The only tweak they did in this method is to calculating the momentum locally instead of following the standard practice of doing it at the parameter server after combining all the gradients. They follow the same in gradient clipping as well. Nothing really exciting happening here.
The major problem with delaying small gradient update is that the corresponding parameters would become stale and affects accuracy. This is corrected using momentum factor masking and warm-up training. Momentum correction in DGC started introducing additional staleness into the parameters by adding momentum for the parameter which are not getting updated for a long time (600 to 1000 iterations). This is alleviated by sending the momentums only for the parameters which are going to be updated and rest is accumulated locally along with the corresponding gradients.
During the early stages of training the parameters change rapidly. Delaying this by sparsifying the gradients could lower the convergence rate. The solution here they employed is to use a less aggressive threshold (eg: 75%) at the beginning and then exponentially ramping it up to reach 99.9% on each epoch.

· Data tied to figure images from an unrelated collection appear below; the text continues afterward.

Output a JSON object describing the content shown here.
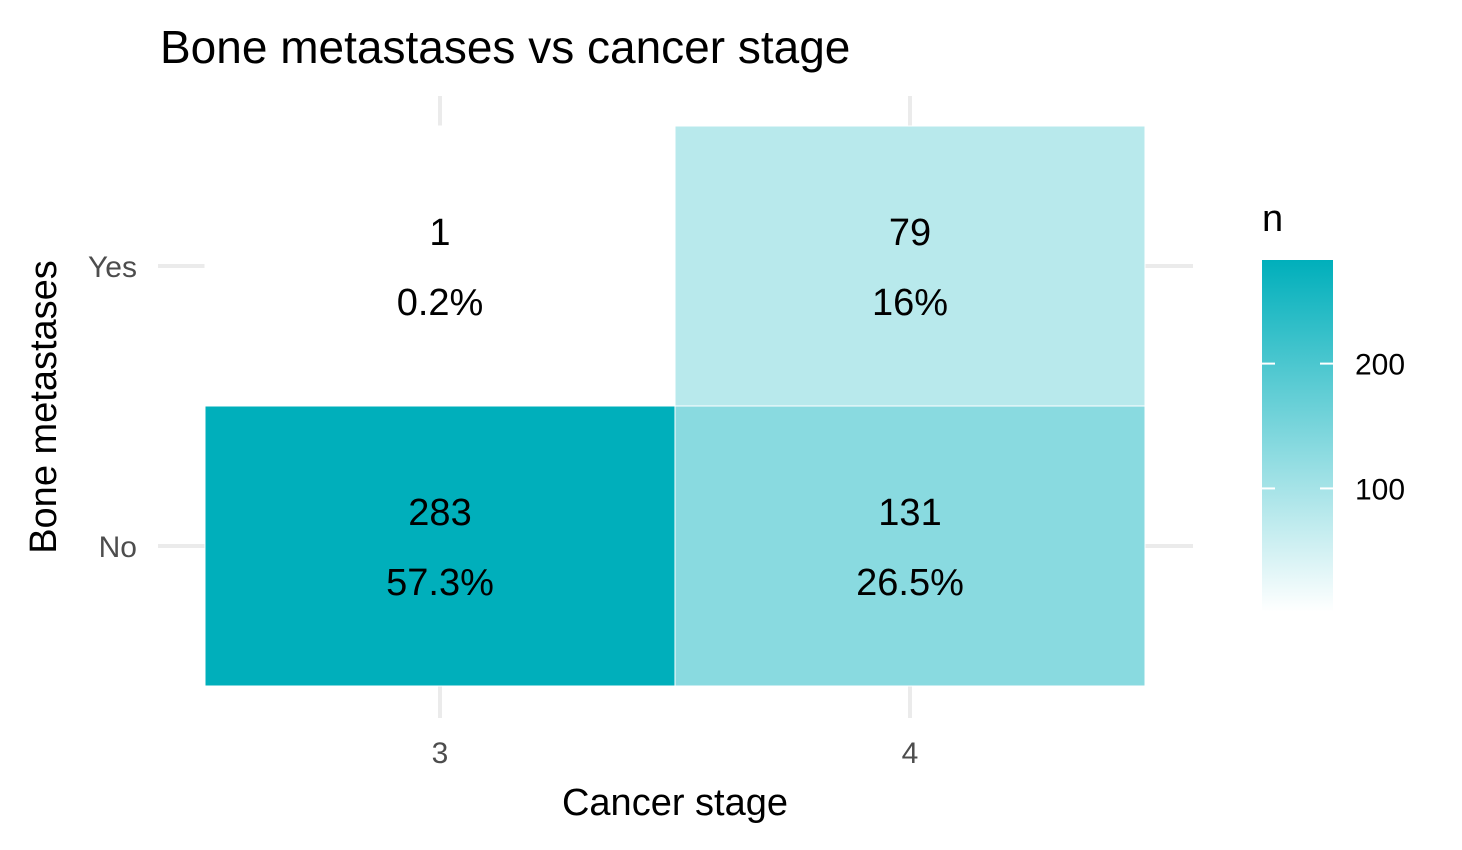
{
  "chart_data": {
    "type": "heatmap",
    "title": "Bone metastases vs cancer stage",
    "xlabel": "Cancer stage",
    "ylabel": "Bone metastases",
    "x_categories": [
      "3",
      "4"
    ],
    "y_categories": [
      "No",
      "Yes"
    ],
    "cells": [
      {
        "x": "3",
        "y": "Yes",
        "n": 1,
        "pct": "0.2%"
      },
      {
        "x": "4",
        "y": "Yes",
        "n": 79,
        "pct": "16%"
      },
      {
        "x": "3",
        "y": "No",
        "n": 283,
        "pct": "57.3%"
      },
      {
        "x": "4",
        "y": "No",
        "n": 131,
        "pct": "26.5%"
      }
    ],
    "legend": {
      "title": "n",
      "ticks": [
        100,
        200
      ],
      "tick_labels": [
        "100",
        "200"
      ],
      "range": [
        1,
        283
      ],
      "low_color": "#ffffff",
      "high_color": "#00afbb"
    },
    "grid": true,
    "legend_position": "right"
  }
}
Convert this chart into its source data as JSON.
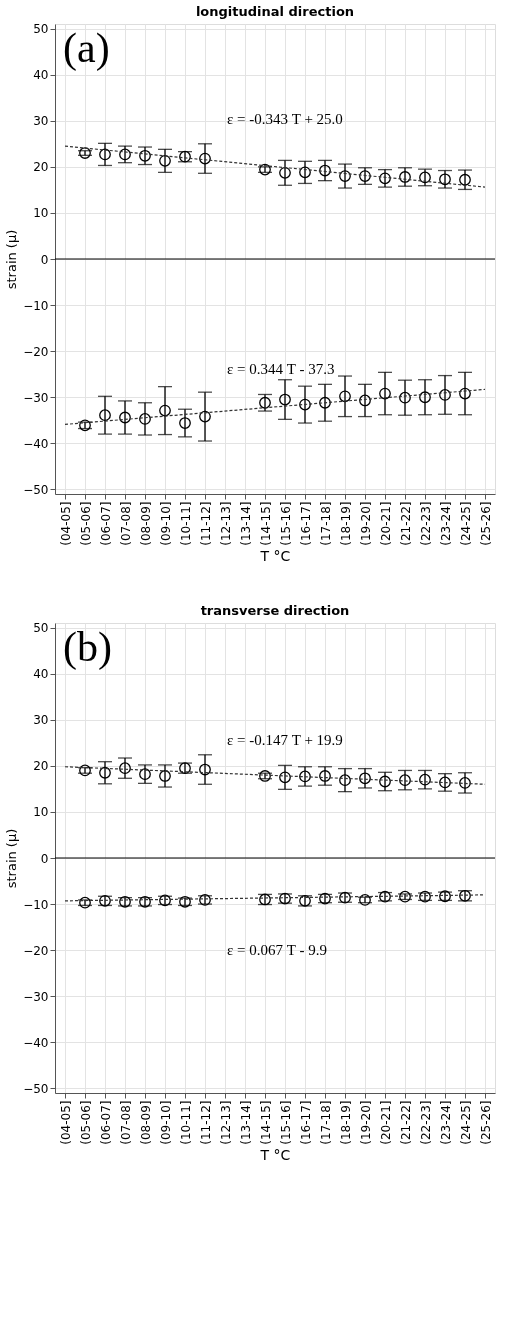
{
  "chart_data": [
    {
      "type": "scatter",
      "title": "longitudinal direction",
      "xlabel": "T °C",
      "ylabel": "strain (μ)",
      "categories": [
        "(04-05]",
        "(05-06]",
        "(06-07]",
        "(07-08]",
        "(08-09]",
        "(09-10]",
        "(10-11]",
        "(11-12]",
        "(12-13]",
        "(13-14]",
        "(14-15]",
        "(15-16]",
        "(16-17]",
        "(17-18]",
        "(18-19]",
        "(19-20]",
        "(20-21]",
        "(21-22]",
        "(22-23]",
        "(23-24]",
        "(24-25]",
        "(25-26]"
      ],
      "ylim": [
        -51,
        51
      ],
      "yticks": [
        -50,
        -40,
        -30,
        -20,
        -10,
        0,
        10,
        20,
        30,
        40,
        50
      ],
      "grid": true,
      "ref_lines": [
        {
          "axis": "y",
          "value": 0,
          "color": "#000000",
          "line_style": "solid"
        }
      ],
      "annotations": [
        "(a)",
        "ε = -0.343 T + 25.0",
        "ε =  0.344 T - 37.3"
      ],
      "series": [
        {
          "marker": "circle",
          "color": "#000000",
          "values": [
            null,
            23.0,
            22.7,
            22.7,
            22.4,
            21.3,
            22.2,
            21.8,
            null,
            null,
            19.4,
            18.7,
            18.8,
            19.2,
            18.0,
            18.0,
            17.5,
            17.8,
            17.7,
            17.3,
            17.2,
            null
          ],
          "errors": [
            null,
            0.5,
            2.4,
            1.8,
            1.9,
            2.5,
            1.1,
            3.2,
            null,
            null,
            0.6,
            2.7,
            2.4,
            2.2,
            2.6,
            1.8,
            1.9,
            2.0,
            1.8,
            1.9,
            2.1,
            null
          ]
        },
        {
          "marker": "circle",
          "color": "#000000",
          "values": [
            null,
            -36.1,
            -33.9,
            -34.4,
            -34.7,
            -32.9,
            -35.6,
            -34.2,
            null,
            null,
            -31.2,
            -30.5,
            -31.6,
            -31.2,
            -29.8,
            -30.7,
            -29.2,
            -30.1,
            -30.0,
            -29.5,
            -29.2,
            null
          ],
          "errors": [
            null,
            0.7,
            4.1,
            3.6,
            3.5,
            5.2,
            3.0,
            5.3,
            null,
            null,
            1.8,
            4.3,
            4.0,
            4.0,
            4.4,
            3.5,
            4.6,
            3.8,
            3.8,
            4.2,
            4.6,
            null
          ]
        },
        {
          "type": "line",
          "color": "#333333",
          "line_style": "dashed",
          "x": [
            "(04-05]",
            "(25-26]"
          ],
          "values": [
            24.5,
            15.6
          ]
        },
        {
          "type": "line",
          "color": "#333333",
          "line_style": "dashed",
          "x": [
            "(04-05]",
            "(25-26]"
          ],
          "values": [
            -35.9,
            -28.3
          ]
        }
      ]
    },
    {
      "type": "scatter",
      "title": "transverse direction",
      "xlabel": "T °C",
      "ylabel": "strain (μ)",
      "categories": [
        "(04-05]",
        "(05-06]",
        "(06-07]",
        "(07-08]",
        "(08-09]",
        "(09-10]",
        "(10-11]",
        "(11-12]",
        "(12-13]",
        "(13-14]",
        "(14-15]",
        "(15-16]",
        "(16-17]",
        "(17-18]",
        "(18-19]",
        "(19-20]",
        "(20-21]",
        "(21-22]",
        "(22-23]",
        "(23-24]",
        "(24-25]",
        "(25-26]"
      ],
      "ylim": [
        -51,
        51
      ],
      "yticks": [
        -50,
        -40,
        -30,
        -20,
        -10,
        0,
        10,
        20,
        30,
        40,
        50
      ],
      "grid": true,
      "ref_lines": [
        {
          "axis": "y",
          "value": 0,
          "color": "#000000",
          "line_style": "solid"
        }
      ],
      "annotations": [
        "(b)",
        "ε = -0.147 T + 19.9",
        "ε =  0.067 T - 9.9"
      ],
      "series": [
        {
          "marker": "circle",
          "color": "#000000",
          "values": [
            null,
            19.0,
            18.5,
            19.5,
            18.2,
            17.8,
            19.5,
            19.2,
            null,
            null,
            17.8,
            17.5,
            17.7,
            17.8,
            16.9,
            17.3,
            16.6,
            16.9,
            17.0,
            16.4,
            16.3,
            null
          ],
          "errors": [
            null,
            0.6,
            2.4,
            2.2,
            2.0,
            2.4,
            1.1,
            3.2,
            null,
            null,
            0.6,
            2.6,
            2.1,
            2.0,
            2.5,
            2.1,
            2.0,
            2.1,
            2.0,
            1.9,
            2.2,
            null
          ]
        },
        {
          "marker": "circle",
          "color": "#000000",
          "values": [
            null,
            -9.7,
            -9.3,
            -9.5,
            -9.5,
            -9.2,
            -9.5,
            -9.1,
            null,
            null,
            -9.0,
            -8.8,
            -9.3,
            -8.8,
            -8.6,
            -9.1,
            -8.4,
            -8.4,
            -8.4,
            -8.3,
            -8.2,
            null
          ],
          "errors": [
            null,
            0.6,
            1.0,
            0.9,
            0.9,
            0.9,
            0.8,
            0.9,
            null,
            null,
            1.1,
            1.0,
            1.1,
            0.9,
            1.0,
            0.6,
            0.9,
            0.6,
            0.8,
            0.9,
            1.1,
            null
          ]
        },
        {
          "type": "line",
          "color": "#333333",
          "line_style": "dashed",
          "x": [
            "(04-05]",
            "(25-26]"
          ],
          "values": [
            19.8,
            16.0
          ]
        },
        {
          "type": "line",
          "color": "#333333",
          "line_style": "dashed",
          "x": [
            "(04-05]",
            "(25-26]"
          ],
          "values": [
            -9.3,
            -8.0
          ]
        }
      ]
    }
  ]
}
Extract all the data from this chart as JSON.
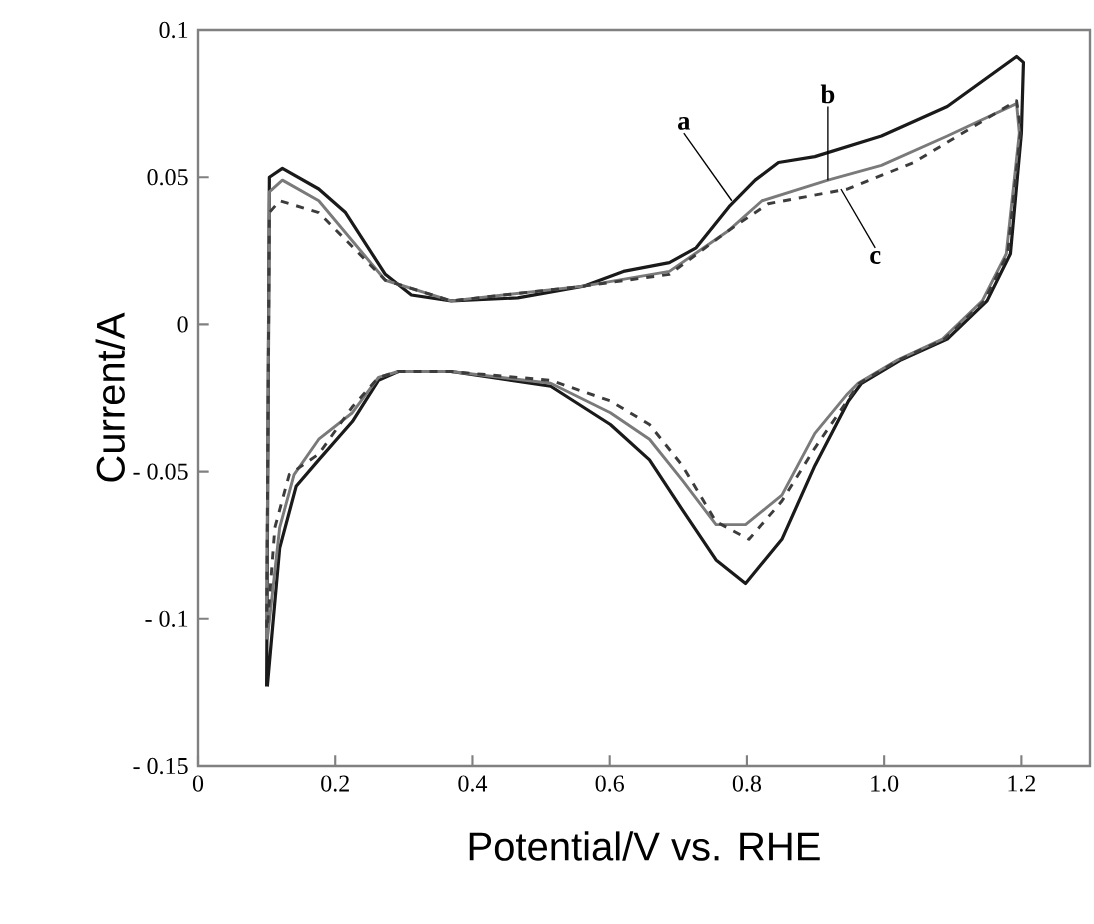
{
  "chart_data": {
    "type": "line",
    "xlabel": "Potential/V vs. RHE",
    "ylabel": "Current/A",
    "xlim": [
      0,
      1.3
    ],
    "ylim": [
      -0.15,
      0.1
    ],
    "xticks": [
      0,
      0.2,
      0.4,
      0.6,
      0.8,
      {
        "value": 1.0,
        "label": "1.0"
      },
      1.2
    ],
    "yticks": [
      {
        "value": -0.15,
        "label": "- 0.15"
      },
      {
        "value": -0.1,
        "label": "- 0.1"
      },
      {
        "value": -0.05,
        "label": "- 0.05"
      },
      0,
      0.05,
      0.1
    ],
    "grid": false,
    "marker": "none",
    "annotations": [
      {
        "text": "a",
        "x": 0.778,
        "y": 0.042
      },
      {
        "text": "b",
        "x": 0.918,
        "y": 0.049
      },
      {
        "text": "c",
        "x": 0.937,
        "y": 0.046
      }
    ],
    "series": [
      {
        "color": "#1a1a1a",
        "line_style": "solid",
        "x": [
          0.1,
          0.104,
          0.123,
          0.176,
          0.215,
          0.273,
          0.311,
          0.369,
          0.466,
          0.562,
          0.62,
          0.687,
          0.726,
          0.774,
          0.812,
          0.846,
          0.899,
          0.996,
          1.092,
          1.193,
          1.203,
          1.2,
          1.184,
          1.15,
          1.092,
          1.025,
          0.967,
          0.948,
          0.899,
          0.851,
          0.798,
          0.755,
          0.706,
          0.658,
          0.601,
          0.514,
          0.369,
          0.292,
          0.263,
          0.225,
          0.176,
          0.143,
          0.119,
          0.101
        ],
        "values": [
          -0.123,
          0.05,
          0.053,
          0.046,
          0.038,
          0.017,
          0.01,
          0.008,
          0.009,
          0.013,
          0.018,
          0.021,
          0.026,
          0.04,
          0.049,
          0.055,
          0.057,
          0.064,
          0.074,
          0.091,
          0.089,
          0.065,
          0.024,
          0.008,
          -0.005,
          -0.012,
          -0.02,
          -0.026,
          -0.048,
          -0.073,
          -0.088,
          -0.08,
          -0.063,
          -0.046,
          -0.034,
          -0.021,
          -0.016,
          -0.016,
          -0.019,
          -0.033,
          -0.046,
          -0.055,
          -0.076,
          -0.123
        ]
      },
      {
        "color": "#7a7a7a",
        "line_style": "solid",
        "x": [
          0.1,
          0.104,
          0.123,
          0.176,
          0.273,
          0.369,
          0.562,
          0.687,
          0.774,
          0.822,
          0.918,
          0.996,
          1.092,
          1.193,
          1.197,
          1.178,
          1.143,
          1.085,
          1.02,
          0.962,
          0.945,
          0.899,
          0.851,
          0.798,
          0.755,
          0.706,
          0.658,
          0.601,
          0.514,
          0.369,
          0.292,
          0.263,
          0.225,
          0.176,
          0.14,
          0.119,
          0.101
        ],
        "values": [
          -0.107,
          0.045,
          0.049,
          0.042,
          0.015,
          0.008,
          0.013,
          0.018,
          0.032,
          0.042,
          0.049,
          0.054,
          0.064,
          0.075,
          0.065,
          0.024,
          0.008,
          -0.005,
          -0.012,
          -0.02,
          -0.024,
          -0.037,
          -0.058,
          -0.068,
          -0.068,
          -0.053,
          -0.039,
          -0.03,
          -0.02,
          -0.016,
          -0.016,
          -0.018,
          -0.03,
          -0.039,
          -0.051,
          -0.069,
          -0.107
        ]
      },
      {
        "color": "#3c3c3c",
        "line_style": "dashed",
        "x": [
          0.1,
          0.104,
          0.119,
          0.176,
          0.273,
          0.369,
          0.562,
          0.687,
          0.774,
          0.831,
          0.947,
          1.043,
          1.193,
          1.199,
          1.18,
          1.146,
          1.088,
          1.022,
          0.964,
          0.946,
          0.899,
          0.851,
          0.803,
          0.755,
          0.706,
          0.658,
          0.601,
          0.514,
          0.369,
          0.292,
          0.263,
          0.225,
          0.176,
          0.133,
          0.112,
          0.101
        ],
        "values": [
          -0.103,
          0.038,
          0.042,
          0.038,
          0.015,
          0.008,
          0.013,
          0.017,
          0.032,
          0.041,
          0.046,
          0.055,
          0.076,
          0.066,
          0.024,
          0.008,
          -0.005,
          -0.012,
          -0.02,
          -0.026,
          -0.042,
          -0.06,
          -0.073,
          -0.067,
          -0.048,
          -0.034,
          -0.026,
          -0.019,
          -0.016,
          -0.016,
          -0.018,
          -0.028,
          -0.044,
          -0.051,
          -0.069,
          -0.103
        ]
      }
    ]
  }
}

They have evaluated this method on ResNet, an LSTM language model and Deep Speech. DGC provides superior compression rates compared to all other contemporary methods while maintaining the baseline accuracy. The convergence curve also matches with the baseline. They are also evaluated this method in a large cluster with 64 machines and found that DGC on 1Gbps ethernet network provides better speedup than conventional training on 10Gbps ethernet interconnect.